Memórias da Dor (La Douleur)

  • Classificação 12 anos
  • Elenco Mélanie Thierry, Benoît Magimel, Benjamin Biolay
  • Produção França, 2017
  • Direção Emmanuel Finkiel

Como filmar a espera, a dor, o silêncio, o infigurável?

Em "Memórias da Dor", que estreou na última quinta-feira (6), Emmanuel Finkiel lança-se ao desafio ao escolher adaptar para o cinema um dos textos mais pungentes sobre os efeitos arrasadores da Segunda Guerra

Em "A Dor", mistura de diário e narrativa biográfica, publicado apenas em 1985, a jovem Marguerite Duras relata a agonia de seus dias à espera por Robert Antelme, seu marido, deportado como prisioneiro político da França para o campo de Buchenwald, na Alemanha, em junho de 1944.

Escrevendo sempre no presente e com extrema precisão, Duras inicia seu relato com a seguinte nota: “'A Dor' é uma das coisas mais importantes de minha vida. A palavra ‘escrito’ não seria adequada. Encontrei-me diante de páginas metodicamente preenchidas com uma letra extremamente regular e calma. Encontrei-me diante de uma fenomenal desordem do pensamento e do sentimento, que não ousei tocar, e comparada à qual a literatura me envergonha”.

Face a tal advertência, como filmar um texto feito de clareza e dilaceramento, testemunho e invenção, para além da literatura?

Finkiel, que já havia enveredado pelas sequelas do Holocausto com o delicado e tocante "Viagens" (1999), ficção de forte apelo documental, tenta responder a essa pergunta fundindo dois relatos de Duras ("A Dor" e "O Sr. X, Aqui Chamado Pierre Rabier") e optando agora por uma grande produção.

Sua transcriação reconstitui com talento a tensa atmosfera da Paris sob ocupação nazista, as atividades da Resistência, o retorno dos prisioneiros e o dia da Liberação, tudo visto e sentido pelo ponto de vista de Marguerite.

Mas, diferentemente da dicção de Duras, seca e muitas vezes irônica (como no texto sobre sua relação com o agente da Gestapo Pierre Rabier), o filme está mais próximo de um drama formalista. Sua busca pela beleza, ancorada na voz excessivamente doce da atriz Mélanie Thierry e na dinâmica da câmera, com o frequente uso do desfoque, compromete e amortiza o assombro da obra original, tornando um tanto digesto aquilo que estaria no limite do suportável e do representável.

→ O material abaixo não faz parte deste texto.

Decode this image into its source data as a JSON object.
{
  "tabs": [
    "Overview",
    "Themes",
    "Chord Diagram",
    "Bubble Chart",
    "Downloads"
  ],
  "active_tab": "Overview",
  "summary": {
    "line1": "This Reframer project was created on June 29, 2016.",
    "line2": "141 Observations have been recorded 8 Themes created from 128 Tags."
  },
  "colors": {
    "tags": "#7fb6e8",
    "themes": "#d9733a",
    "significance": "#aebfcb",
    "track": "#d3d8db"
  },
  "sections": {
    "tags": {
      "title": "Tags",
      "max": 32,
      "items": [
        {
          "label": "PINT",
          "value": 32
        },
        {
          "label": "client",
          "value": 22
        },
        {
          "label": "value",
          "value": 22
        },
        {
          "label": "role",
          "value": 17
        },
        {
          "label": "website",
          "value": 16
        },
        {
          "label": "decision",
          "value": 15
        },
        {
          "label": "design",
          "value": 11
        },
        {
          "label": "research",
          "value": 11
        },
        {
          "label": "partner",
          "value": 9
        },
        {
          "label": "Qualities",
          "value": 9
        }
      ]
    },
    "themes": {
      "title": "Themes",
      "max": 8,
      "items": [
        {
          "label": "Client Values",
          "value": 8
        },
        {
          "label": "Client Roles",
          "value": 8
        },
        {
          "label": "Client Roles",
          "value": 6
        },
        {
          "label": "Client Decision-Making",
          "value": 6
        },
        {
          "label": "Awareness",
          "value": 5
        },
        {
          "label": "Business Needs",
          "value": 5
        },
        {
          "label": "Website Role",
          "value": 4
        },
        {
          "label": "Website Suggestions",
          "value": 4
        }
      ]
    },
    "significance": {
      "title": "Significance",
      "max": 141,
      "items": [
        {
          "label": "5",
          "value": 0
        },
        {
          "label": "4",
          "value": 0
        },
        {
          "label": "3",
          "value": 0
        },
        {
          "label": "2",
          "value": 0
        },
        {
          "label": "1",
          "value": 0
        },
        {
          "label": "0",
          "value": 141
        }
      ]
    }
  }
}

Evidentemente, Finkiel não precisaria fazer uma versão de "O Filho de Saul" e sua mise-en-scène está a anos-luz de um "A Lista de Schindler", mas a questão sobre a diferença entre um filme belo e um filme justo ainda deveria se colocar. Há certas coisas, dizia o crítico Jacques Rivette, que precisam ser filmadas com tremor e com terror –e a espera de Marguerite Duras, assim como o retorno de Robert Antelme, é uma delas.

É então quando Antelme retorna dos campos, morto-vivo, que o filme atinge seu ápice.

Como o próprio escritor viria a descrever em seu testemunho literário "A Espécie Humana", editado originalmente em 1947a incredulidade a respeito da experiência vivida pelos sobreviventes se traduz na impossibilidade de Antelme sustentar seu olhar diante do espelho. Ele não pode se ver. Sua figura, só pele e osso, é ilegível. Seu olhar, opaco, foi a primeira coisa a morrer.

O que pode o filme diante disso?

Finkiel, com extrema sobriedade e força poética, faz desse retornado dos campos da morte uma imagem na contraluz, cuja sombra nos lembra uma escultura de Giacometti fitando o mar. Nesse silêncio em que a guerra ainda se faz presente, a vida brota da areia, do vento e da potência imaginativa do cinema. Aqui, pela primeira vez Marguerite realmente vê Robert –e agora ele não só não morreu como realmente existe.